Симонетта была потрясена до глубины души.

— Неужели ты, синьор, называешь терпимым отношением то, что испытал здесь?! — воскликнула она. — Ведь даже я сама… — она не договорила.

— Слова? — На устах Манодораты мелькнула тонкая усмешка. — Оскорбления? Плевки невежественных людей? Милая синьора, подобные вещи не способны по-настоящему ранить. Для таких, как я, терпимое отношение — это когда ты можешь прожить день без побоев и сломанных костей. Когда ты возвращаешься домой и дом твой цел, а не объят пламенем. Когда ты видишь, что собственность твоя цела, а не украдена, что твоя жена и дети могут спокойно пройти по улицам и их никто не оскорбит и не изнасилует. Да, я считаю, что в Саронно к нам относились вполне терпимо. До того дня, пока злой ветер не принес сюда этого кардинала, который снова встал на моем пути.

— Как? — Симонетта сдвинула брови. — Неужели он все еще здесь?

— Не он, — коротко усмехнулся Манодората. — Он вернулся в свой миланский дворец, к роскошной и покойной жизни, но вонючий след после себя оставил. Занимаясь поисками твоего друга, он выяснил, где мы живем и чем занимаемся, а также убедился, что немало евреев живет и работает в его епархии. Не сомневаюсь, он не даст нам здесь надолго задержаться.

Симонетта молчала. Похоже, теперь они оба стали изгоями. Она хорошо помнила, как смеялись над ней жители города, когда на прошлой неделе она бежала, точно слепая, по улицам, а один или двое даже плюнули ей под ноги. До сих пор она просто не могла понять, что каждый день приходится терпеть Манодорате, теперь ей многое стало ясно.

— В общем, я пришел, чтобы сказать тебе все это, синьора, — прервал ее размышления Манодората. — И если ты решишь остаться здесь, мы бы успели кое-что предпринять, дабы тебя обезопасить. Ибо я, возможно, вскоре уже не смогу помогать тебе.

— Неужели… Не хочешь же ты сказать, что Гонсалес станет тебе вредить?

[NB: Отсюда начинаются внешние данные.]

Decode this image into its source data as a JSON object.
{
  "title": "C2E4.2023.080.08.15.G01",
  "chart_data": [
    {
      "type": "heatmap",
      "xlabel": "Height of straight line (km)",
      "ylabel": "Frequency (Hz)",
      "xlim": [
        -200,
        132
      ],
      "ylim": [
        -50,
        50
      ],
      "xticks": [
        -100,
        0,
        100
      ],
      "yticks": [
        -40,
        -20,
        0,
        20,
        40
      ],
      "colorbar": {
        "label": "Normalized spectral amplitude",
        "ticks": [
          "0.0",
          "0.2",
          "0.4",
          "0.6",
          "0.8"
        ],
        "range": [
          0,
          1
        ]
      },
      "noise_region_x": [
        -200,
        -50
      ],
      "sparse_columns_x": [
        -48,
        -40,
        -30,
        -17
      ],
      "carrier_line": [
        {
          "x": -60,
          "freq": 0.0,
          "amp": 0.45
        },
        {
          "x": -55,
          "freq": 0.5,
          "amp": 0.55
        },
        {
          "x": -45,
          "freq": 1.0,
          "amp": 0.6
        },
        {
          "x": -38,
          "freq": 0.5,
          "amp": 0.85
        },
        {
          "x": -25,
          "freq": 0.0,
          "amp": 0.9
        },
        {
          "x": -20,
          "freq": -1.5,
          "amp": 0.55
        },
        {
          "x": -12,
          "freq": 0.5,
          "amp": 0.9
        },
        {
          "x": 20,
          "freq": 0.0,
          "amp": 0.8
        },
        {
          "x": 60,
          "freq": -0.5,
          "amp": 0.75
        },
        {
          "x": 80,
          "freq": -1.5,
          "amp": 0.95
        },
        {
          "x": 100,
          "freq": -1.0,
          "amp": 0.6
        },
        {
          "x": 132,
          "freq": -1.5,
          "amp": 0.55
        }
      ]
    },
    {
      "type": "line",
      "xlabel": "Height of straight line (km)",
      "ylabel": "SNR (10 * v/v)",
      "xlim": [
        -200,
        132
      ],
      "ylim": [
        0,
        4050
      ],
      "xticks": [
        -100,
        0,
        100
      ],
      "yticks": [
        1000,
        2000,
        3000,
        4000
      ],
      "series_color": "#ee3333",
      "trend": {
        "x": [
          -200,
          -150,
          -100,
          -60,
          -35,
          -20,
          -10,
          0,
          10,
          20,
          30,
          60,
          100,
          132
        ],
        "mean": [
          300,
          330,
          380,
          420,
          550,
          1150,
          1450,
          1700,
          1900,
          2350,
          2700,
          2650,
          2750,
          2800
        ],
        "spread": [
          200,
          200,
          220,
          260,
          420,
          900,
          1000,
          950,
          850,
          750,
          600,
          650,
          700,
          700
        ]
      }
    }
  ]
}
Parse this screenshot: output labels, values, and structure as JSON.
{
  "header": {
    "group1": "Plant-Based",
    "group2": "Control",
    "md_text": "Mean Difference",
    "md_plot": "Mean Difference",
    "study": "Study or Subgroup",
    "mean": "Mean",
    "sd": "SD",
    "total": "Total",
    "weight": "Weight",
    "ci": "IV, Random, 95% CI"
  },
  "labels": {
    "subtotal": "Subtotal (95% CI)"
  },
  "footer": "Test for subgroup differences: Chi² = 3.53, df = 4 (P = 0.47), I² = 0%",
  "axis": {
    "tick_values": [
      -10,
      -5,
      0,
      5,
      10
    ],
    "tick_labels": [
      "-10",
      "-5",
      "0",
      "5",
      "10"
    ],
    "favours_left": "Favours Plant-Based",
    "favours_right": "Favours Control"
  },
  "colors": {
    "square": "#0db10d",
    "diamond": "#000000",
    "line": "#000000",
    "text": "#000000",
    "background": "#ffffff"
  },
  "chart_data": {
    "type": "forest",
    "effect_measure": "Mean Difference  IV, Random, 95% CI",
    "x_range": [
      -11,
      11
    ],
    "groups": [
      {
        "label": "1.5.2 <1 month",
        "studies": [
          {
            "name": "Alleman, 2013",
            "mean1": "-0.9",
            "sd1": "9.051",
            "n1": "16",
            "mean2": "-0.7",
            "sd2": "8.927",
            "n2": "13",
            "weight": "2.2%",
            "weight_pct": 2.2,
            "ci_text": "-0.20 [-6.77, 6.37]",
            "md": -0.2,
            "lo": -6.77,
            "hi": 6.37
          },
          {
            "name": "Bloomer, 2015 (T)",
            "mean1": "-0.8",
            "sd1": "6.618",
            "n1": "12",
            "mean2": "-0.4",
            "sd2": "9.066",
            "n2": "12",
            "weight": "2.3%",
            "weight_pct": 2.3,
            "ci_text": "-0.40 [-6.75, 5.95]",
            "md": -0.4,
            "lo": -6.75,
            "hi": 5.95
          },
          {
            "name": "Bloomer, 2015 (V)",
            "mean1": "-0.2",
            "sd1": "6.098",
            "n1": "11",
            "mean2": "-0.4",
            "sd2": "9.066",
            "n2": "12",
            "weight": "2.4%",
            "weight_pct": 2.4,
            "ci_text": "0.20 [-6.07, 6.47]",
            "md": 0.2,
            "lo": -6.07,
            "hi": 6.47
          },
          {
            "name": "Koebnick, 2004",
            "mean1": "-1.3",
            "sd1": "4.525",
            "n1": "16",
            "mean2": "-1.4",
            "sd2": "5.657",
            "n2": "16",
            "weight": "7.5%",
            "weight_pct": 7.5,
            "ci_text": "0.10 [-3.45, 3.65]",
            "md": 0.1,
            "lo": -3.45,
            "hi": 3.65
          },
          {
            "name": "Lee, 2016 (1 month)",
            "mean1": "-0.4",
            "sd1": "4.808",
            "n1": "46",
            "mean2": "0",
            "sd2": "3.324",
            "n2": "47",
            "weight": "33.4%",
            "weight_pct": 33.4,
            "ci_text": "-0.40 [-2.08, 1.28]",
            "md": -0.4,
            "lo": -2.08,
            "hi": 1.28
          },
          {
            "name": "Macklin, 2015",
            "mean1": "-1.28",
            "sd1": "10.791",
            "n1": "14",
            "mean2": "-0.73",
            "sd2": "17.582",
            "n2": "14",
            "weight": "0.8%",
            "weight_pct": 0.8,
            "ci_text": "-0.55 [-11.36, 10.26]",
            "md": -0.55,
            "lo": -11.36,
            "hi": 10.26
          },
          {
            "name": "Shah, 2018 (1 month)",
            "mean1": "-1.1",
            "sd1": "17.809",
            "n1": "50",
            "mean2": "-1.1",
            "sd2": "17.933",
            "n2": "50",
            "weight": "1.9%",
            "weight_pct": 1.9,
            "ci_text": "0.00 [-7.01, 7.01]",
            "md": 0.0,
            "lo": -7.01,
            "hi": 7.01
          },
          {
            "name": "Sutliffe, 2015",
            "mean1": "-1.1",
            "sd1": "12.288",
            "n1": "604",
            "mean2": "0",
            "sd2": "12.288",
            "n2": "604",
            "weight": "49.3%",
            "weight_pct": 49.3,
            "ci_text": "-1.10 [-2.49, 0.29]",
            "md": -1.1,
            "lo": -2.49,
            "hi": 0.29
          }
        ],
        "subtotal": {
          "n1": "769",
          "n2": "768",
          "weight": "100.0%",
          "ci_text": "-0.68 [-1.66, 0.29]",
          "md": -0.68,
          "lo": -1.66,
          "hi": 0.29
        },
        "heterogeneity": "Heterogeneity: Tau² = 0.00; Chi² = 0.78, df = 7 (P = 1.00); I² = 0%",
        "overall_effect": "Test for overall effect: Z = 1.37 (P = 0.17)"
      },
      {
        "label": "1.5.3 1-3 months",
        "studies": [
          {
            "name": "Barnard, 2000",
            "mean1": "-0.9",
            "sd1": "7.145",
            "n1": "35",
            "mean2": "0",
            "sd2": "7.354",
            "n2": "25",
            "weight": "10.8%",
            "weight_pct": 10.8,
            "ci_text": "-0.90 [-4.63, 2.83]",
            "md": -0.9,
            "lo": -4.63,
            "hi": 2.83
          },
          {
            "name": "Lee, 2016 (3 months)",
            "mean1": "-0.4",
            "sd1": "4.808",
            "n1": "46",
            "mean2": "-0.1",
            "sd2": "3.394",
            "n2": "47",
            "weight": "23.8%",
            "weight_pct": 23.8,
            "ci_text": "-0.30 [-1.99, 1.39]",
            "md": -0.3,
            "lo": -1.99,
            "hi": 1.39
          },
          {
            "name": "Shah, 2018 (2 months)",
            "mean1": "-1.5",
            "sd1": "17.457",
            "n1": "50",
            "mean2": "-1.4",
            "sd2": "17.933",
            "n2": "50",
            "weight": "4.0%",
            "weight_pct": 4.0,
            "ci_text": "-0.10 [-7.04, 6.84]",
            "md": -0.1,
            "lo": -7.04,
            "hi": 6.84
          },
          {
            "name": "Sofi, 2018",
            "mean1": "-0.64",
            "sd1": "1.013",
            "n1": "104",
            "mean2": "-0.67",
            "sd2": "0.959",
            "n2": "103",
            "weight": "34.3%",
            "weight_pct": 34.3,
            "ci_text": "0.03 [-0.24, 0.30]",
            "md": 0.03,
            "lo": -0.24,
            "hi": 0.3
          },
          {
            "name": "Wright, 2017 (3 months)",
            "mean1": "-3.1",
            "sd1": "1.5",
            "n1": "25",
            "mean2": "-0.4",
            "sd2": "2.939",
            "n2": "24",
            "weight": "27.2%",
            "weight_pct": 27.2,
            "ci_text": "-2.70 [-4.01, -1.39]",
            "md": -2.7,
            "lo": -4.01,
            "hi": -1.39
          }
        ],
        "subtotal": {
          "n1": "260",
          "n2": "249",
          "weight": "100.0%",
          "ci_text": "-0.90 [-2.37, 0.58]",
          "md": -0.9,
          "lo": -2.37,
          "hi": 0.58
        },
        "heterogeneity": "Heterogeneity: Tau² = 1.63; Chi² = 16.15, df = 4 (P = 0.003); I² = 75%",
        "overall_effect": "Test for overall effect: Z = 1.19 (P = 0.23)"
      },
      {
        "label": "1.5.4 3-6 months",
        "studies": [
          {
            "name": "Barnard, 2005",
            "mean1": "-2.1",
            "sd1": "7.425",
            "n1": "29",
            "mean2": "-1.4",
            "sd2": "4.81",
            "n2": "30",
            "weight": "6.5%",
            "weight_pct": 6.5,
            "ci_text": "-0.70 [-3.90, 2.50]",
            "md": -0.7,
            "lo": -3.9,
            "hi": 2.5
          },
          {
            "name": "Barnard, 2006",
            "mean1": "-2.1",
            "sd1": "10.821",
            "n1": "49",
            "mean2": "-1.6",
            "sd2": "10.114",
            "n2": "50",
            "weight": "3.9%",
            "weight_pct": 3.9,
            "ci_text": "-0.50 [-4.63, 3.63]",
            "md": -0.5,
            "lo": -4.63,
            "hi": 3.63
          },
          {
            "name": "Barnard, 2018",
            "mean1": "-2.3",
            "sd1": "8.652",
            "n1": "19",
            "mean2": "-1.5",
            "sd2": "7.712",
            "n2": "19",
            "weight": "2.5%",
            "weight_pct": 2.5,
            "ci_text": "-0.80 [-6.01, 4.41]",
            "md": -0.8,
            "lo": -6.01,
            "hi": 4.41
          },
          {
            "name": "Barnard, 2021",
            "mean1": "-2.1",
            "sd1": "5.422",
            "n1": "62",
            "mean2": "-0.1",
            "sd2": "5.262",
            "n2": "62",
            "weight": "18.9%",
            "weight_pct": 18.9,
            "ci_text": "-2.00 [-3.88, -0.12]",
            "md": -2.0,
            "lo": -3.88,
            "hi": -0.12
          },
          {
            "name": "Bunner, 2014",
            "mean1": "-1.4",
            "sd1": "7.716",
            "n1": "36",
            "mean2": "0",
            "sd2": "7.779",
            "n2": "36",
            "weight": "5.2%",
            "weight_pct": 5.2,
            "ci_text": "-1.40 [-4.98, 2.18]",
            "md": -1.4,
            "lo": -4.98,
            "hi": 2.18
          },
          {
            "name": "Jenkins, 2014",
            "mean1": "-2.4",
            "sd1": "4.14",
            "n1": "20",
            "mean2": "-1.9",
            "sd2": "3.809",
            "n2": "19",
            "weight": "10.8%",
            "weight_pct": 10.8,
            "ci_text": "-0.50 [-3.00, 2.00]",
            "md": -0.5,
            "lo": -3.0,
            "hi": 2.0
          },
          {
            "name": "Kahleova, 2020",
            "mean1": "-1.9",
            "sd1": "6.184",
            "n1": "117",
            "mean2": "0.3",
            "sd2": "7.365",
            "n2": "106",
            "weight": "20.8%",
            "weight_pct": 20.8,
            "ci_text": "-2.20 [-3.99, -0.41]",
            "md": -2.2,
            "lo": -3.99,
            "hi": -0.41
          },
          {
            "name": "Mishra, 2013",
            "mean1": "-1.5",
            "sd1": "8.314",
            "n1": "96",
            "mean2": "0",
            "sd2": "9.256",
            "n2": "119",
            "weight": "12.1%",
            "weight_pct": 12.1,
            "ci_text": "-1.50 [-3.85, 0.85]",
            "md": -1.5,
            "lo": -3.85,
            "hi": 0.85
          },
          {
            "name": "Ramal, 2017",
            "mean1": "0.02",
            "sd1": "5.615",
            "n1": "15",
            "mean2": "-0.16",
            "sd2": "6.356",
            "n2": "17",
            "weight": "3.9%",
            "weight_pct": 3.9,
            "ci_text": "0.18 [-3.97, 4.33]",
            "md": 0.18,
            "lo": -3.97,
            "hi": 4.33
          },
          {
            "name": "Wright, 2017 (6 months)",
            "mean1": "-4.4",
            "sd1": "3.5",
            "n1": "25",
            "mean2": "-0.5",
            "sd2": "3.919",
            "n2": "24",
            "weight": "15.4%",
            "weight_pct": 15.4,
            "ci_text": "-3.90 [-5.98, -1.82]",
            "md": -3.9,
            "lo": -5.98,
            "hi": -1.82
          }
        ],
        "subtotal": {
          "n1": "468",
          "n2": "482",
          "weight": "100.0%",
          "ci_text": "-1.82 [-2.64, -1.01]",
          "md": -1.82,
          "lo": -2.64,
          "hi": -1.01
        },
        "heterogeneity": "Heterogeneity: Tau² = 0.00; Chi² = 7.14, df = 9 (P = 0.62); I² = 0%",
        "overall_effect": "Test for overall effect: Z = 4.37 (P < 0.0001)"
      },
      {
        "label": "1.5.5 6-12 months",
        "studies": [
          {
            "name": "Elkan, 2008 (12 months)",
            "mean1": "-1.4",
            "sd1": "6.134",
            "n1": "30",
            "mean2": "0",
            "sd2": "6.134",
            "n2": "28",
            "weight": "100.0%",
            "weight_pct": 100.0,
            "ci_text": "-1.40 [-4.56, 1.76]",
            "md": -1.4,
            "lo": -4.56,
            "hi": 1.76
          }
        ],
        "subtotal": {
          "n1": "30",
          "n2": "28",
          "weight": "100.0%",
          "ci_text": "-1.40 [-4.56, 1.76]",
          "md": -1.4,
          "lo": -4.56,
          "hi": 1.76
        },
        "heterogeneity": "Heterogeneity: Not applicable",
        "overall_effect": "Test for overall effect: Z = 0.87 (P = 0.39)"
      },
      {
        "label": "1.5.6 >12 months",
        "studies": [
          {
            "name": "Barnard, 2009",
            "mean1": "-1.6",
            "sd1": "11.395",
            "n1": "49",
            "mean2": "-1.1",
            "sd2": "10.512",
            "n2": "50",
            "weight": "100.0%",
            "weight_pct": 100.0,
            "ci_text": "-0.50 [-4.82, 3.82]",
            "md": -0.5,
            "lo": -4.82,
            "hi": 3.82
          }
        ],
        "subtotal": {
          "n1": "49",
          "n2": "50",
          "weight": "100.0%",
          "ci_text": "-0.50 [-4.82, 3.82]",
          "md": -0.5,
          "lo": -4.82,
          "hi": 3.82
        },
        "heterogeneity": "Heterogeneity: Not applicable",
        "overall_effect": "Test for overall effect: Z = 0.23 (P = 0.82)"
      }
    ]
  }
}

Манодората, разумеется, именно это и имел в виду, но все же попытался ободрить Симонетту:

— Разумеется, нет. Он же не знает, что здесь живу именно я. Скорее всего, он попытается отнять собственность у моих соотечественников, евреев, или же помешать нам заниматься здесь торговлей. Итак, — в голосе Манодораты зазвучали деловые нотки, — наш разговор завершил полный круг. Скажи, ты намерена здесь остаться?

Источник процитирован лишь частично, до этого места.